In 1837, Victor Hugo stopped in Montreuil on his way back to Paris and so liked the town that he based some of the action in Les Misérables here. Jean Valjean becomes Mayor of Montreuil; the Hôtel de France is still here, and the runaway cart that crushed an onlooker was witnessed by the author. You can see Les Misérables in July and August at a wonderful two-hour son-et-lumière show based on the novel.
Where to Stay
There's plenty of good accommodations in Montreuil-sur-Mer, with the Château de Montreuil the top choice for many. There are also some good alternatives just outside the town.
Attractions in Montreuil-sur-Mer
Walking the old streets is one of the pleasures of Montreuil and going past the former great townhouses built by aristocrats as country retreats during the 18th century. Don’t miss L’Hôtel Acary de la Rivière (1810) in Parvis Saint Firmin, and L’Hôtel de Longvilliers (1752) in Rue de la Chaîne.
The Tourist Office organizes various guided tours.
Open—March, October, and November: 2 p.m. to 5 p.m. April to September: 10 a.m. to noon and 2 p.m. to 6 p.m.

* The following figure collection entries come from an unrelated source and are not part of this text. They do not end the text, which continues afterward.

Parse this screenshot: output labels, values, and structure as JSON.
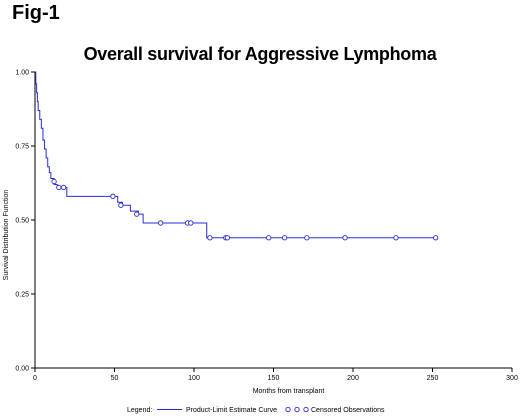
{
  "figure_label": "Fig-1",
  "chart_data": {
    "type": "line",
    "title": "Overall survival for Aggressive Lymphoma",
    "xlabel": "Months from transplant",
    "ylabel": "Survival Distribution Function",
    "xlim": [
      0,
      300
    ],
    "ylim": [
      0,
      1
    ],
    "x_ticks": [
      0,
      50,
      100,
      150,
      200,
      250,
      300
    ],
    "y_ticks": [
      0.0,
      0.25,
      0.5,
      0.75,
      1.0
    ],
    "x_tick_labels": [
      "0",
      "50",
      "100",
      "150",
      "200",
      "250",
      "300"
    ],
    "y_tick_labels": [
      "0.00",
      "0.25",
      "0.50",
      "0.75",
      "1.00"
    ],
    "grid": false,
    "colors": {
      "curve": "#2b2bd6",
      "axis": "#000000"
    },
    "series": [
      {
        "name": "Product-Limit Estimate Curve",
        "step": true,
        "points": [
          [
            0,
            1.0
          ],
          [
            0.5,
            0.96
          ],
          [
            1,
            0.93
          ],
          [
            1.5,
            0.9
          ],
          [
            2,
            0.87
          ],
          [
            3,
            0.84
          ],
          [
            4,
            0.81
          ],
          [
            5,
            0.77
          ],
          [
            6,
            0.74
          ],
          [
            7,
            0.71
          ],
          [
            8,
            0.68
          ],
          [
            9,
            0.66
          ],
          [
            10,
            0.64
          ],
          [
            12,
            0.62
          ],
          [
            14,
            0.61
          ],
          [
            20,
            0.58
          ],
          [
            50,
            0.58
          ],
          [
            52,
            0.56
          ],
          [
            55,
            0.55
          ],
          [
            60,
            0.53
          ],
          [
            65,
            0.52
          ],
          [
            68,
            0.49
          ],
          [
            96,
            0.49
          ],
          [
            100,
            0.49
          ],
          [
            108,
            0.44
          ],
          [
            252,
            0.44
          ]
        ]
      },
      {
        "name": "Censored Observations",
        "marker": "circle",
        "points": [
          [
            12,
            0.63
          ],
          [
            15,
            0.61
          ],
          [
            18,
            0.61
          ],
          [
            49,
            0.58
          ],
          [
            54,
            0.55
          ],
          [
            64,
            0.52
          ],
          [
            79,
            0.49
          ],
          [
            96,
            0.49
          ],
          [
            98,
            0.49
          ],
          [
            110,
            0.44
          ],
          [
            120,
            0.44
          ],
          [
            121,
            0.44
          ],
          [
            147,
            0.44
          ],
          [
            157,
            0.44
          ],
          [
            171,
            0.44
          ],
          [
            195,
            0.44
          ],
          [
            227,
            0.44
          ],
          [
            252,
            0.44
          ]
        ]
      }
    ],
    "legend": {
      "title": "Legend:",
      "placement": "bottom",
      "entries": [
        "Product-Limit Estimate Curve",
        "Censored Observations"
      ]
    }
  }
}
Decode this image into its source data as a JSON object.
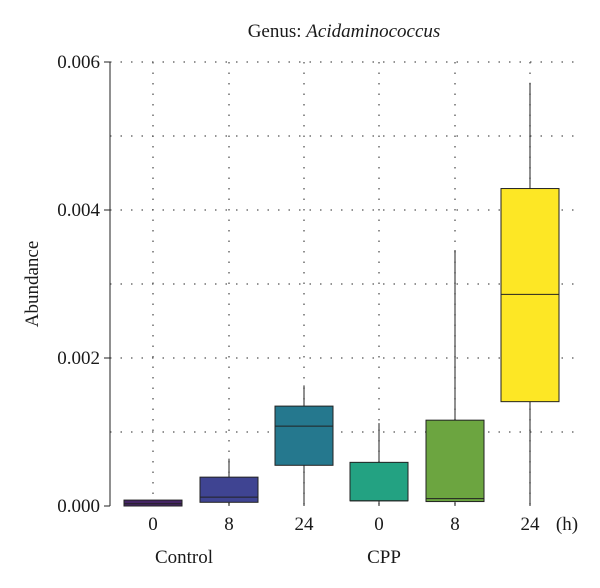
{
  "chart_data": {
    "type": "box",
    "title_prefix": "Genus: ",
    "title_genus": "Acidaminococcus",
    "ylabel": "Abundance",
    "xlabel_unit": "(h)",
    "ylim": [
      0,
      0.006
    ],
    "yticks": [
      "0.000",
      "0.002",
      "0.004",
      "0.006"
    ],
    "ytick_values": [
      0,
      0.002,
      0.004,
      0.006
    ],
    "ygrid_values": [
      0.001,
      0.002,
      0.003,
      0.004,
      0.005,
      0.006
    ],
    "grid": true,
    "groups": [
      {
        "label": "Control",
        "categories": [
          "0",
          "8",
          "24"
        ]
      },
      {
        "label": "CPP",
        "categories": [
          "0",
          "8",
          "24"
        ]
      }
    ],
    "boxes": [
      {
        "group": "Control",
        "time": "0",
        "whisker_low": 0.0,
        "q1": 0.0,
        "median": 3e-05,
        "q3": 8e-05,
        "whisker_high": 8e-05,
        "color": "#452565"
      },
      {
        "group": "Control",
        "time": "8",
        "whisker_low": 0.0,
        "q1": 5e-05,
        "median": 0.00012,
        "q3": 0.00039,
        "whisker_high": 0.00064,
        "color": "#3f4492"
      },
      {
        "group": "Control",
        "time": "24",
        "whisker_low": 0.0,
        "q1": 0.00055,
        "median": 0.00108,
        "q3": 0.00135,
        "whisker_high": 0.00163,
        "color": "#25788e"
      },
      {
        "group": "CPP",
        "time": "0",
        "whisker_low": 0.0,
        "q1": 7e-05,
        "median": 7e-05,
        "q3": 0.00059,
        "whisker_high": 0.00112,
        "color": "#23a282"
      },
      {
        "group": "CPP",
        "time": "8",
        "whisker_low": 0.0,
        "q1": 6e-05,
        "median": 0.0001,
        "q3": 0.00116,
        "whisker_high": 0.00346,
        "color": "#6ca540"
      },
      {
        "group": "CPP",
        "time": "24",
        "whisker_low": 0.0,
        "q1": 0.00141,
        "median": 0.00286,
        "q3": 0.00429,
        "whisker_high": 0.00572,
        "color": "#fde725"
      }
    ]
  }
}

Admission—Adults 4 euros, children 2 euros. Built-in 1585, the Citadel (La Citadelle) was the main defense of the town. You enter the complex through a brick gateway and can then wander around the towers, chapel, remains of the 13th-century castle, and ramparts. An exhibition in the vaulted cellars of the main tower shows Montreuil’s involvement during World War I and is well worth a visit (the steps are narrow down to the cellars).

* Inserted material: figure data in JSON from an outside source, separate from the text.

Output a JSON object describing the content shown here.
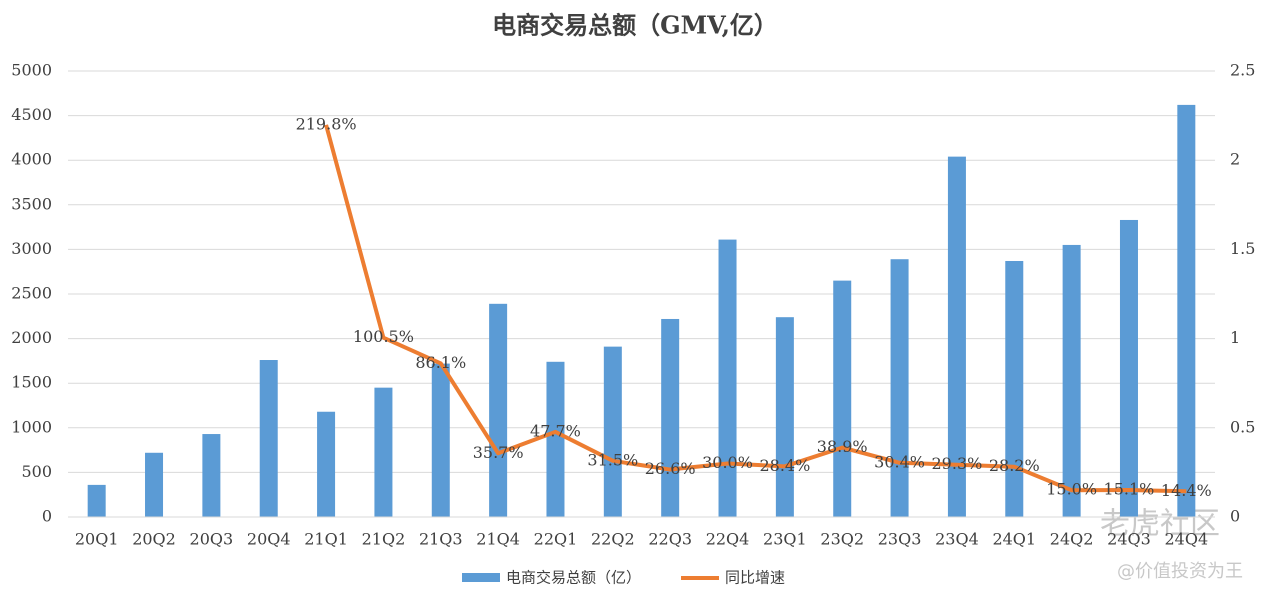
{
  "chart_data": {
    "type": "bar-line",
    "title": "电商交易总额（GMV,亿）",
    "categories": [
      "20Q1",
      "20Q2",
      "20Q3",
      "20Q4",
      "21Q1",
      "21Q2",
      "21Q3",
      "21Q4",
      "22Q1",
      "22Q2",
      "22Q3",
      "22Q4",
      "23Q1",
      "23Q2",
      "23Q3",
      "23Q4",
      "24Q1",
      "24Q2",
      "24Q3",
      "24Q4"
    ],
    "series": [
      {
        "name": "电商交易总额（亿）",
        "type": "bar",
        "color": "#5b9bd5",
        "values": [
          360,
          720,
          930,
          1760,
          1180,
          1450,
          1720,
          2390,
          1740,
          1910,
          2220,
          3110,
          2240,
          2650,
          2890,
          4040,
          2870,
          3050,
          3330,
          4620
        ]
      },
      {
        "name": "同比增速",
        "type": "line",
        "axis": "y2",
        "color": "#ed7d31",
        "values": [
          null,
          null,
          null,
          null,
          2.198,
          1.005,
          0.861,
          0.357,
          0.477,
          0.315,
          0.266,
          0.3,
          0.284,
          0.389,
          0.304,
          0.293,
          0.282,
          0.15,
          0.151,
          0.144
        ],
        "value_labels": [
          null,
          null,
          null,
          null,
          "219.8%",
          "100.5%",
          "86.1%",
          "35.7%",
          "47.7%",
          "31.5%",
          "26.6%",
          "30.0%",
          "28.4%",
          "38.9%",
          "30.4%",
          "29.3%",
          "28.2%",
          "15.0%",
          "15.1%",
          "14.4%"
        ]
      }
    ],
    "ylim": [
      0,
      5000
    ],
    "yticks": [
      0,
      500,
      1000,
      1500,
      2000,
      2500,
      3000,
      3500,
      4000,
      4500,
      5000
    ],
    "y2lim": [
      0,
      2.5
    ],
    "y2ticks": [
      0,
      0.5,
      1,
      1.5,
      2,
      2.5
    ],
    "grid": true,
    "legend": "bottom",
    "watermark": [
      "老虎社区",
      "@价值投资为王"
    ]
  }
}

Le Musee de France Roger Rodier
Open—March, November, December: 2 p.m. to 5 p.m. April to September: 10 a.m. to noon and 2 p.m. to 6 p.m.
Admission—Adult 3 euros, children 1.50 euros. The place to go to see the influence of the church and its importance on the town in a rich collection of sacred treasures. There are also paintings of the town and surrounding countryside from the Etaples School of Painting.
St. Saulve Abbey
Visit this 12th-century church built on the site of a monastery for the ecclesiastical treasures from the 13th to the 17th centuries that are kept here. The organ, built-in 1806, is an imposing sight, as are the remarkable 18th-century paintings in the Notre Dame Chapel.
Where to Eat
The Château de Montreuil is the best place for a top meal with the Michelin-starred owner/chef. The restaurant is pretty with views out to the garden. Menus from 28 euros (lunch) and a 3-course a la carte meal is 78 euros. A real treat and well worth the price.
Check out the other good restaurants in Montreuil.
- Vinophile 2 Rue du Grand Sermon—Very good selection of wines, spirits, and Champagnes as well as kitchenware and foods like foie gras in their delicatessen.
- Fromagerie Caseus 28 Place du Général de Gaulle—Specializing in the cheeses of northern France, this is a wonderful shop with a knowledgeable staff, and they will vacuum pack cheeses if you’re traveling.
- Pierru Laurent 14 Rue Pierre Ledent—An Artisan chocolate maker and patissier where you can find a selection of top chocolates that make great gifts.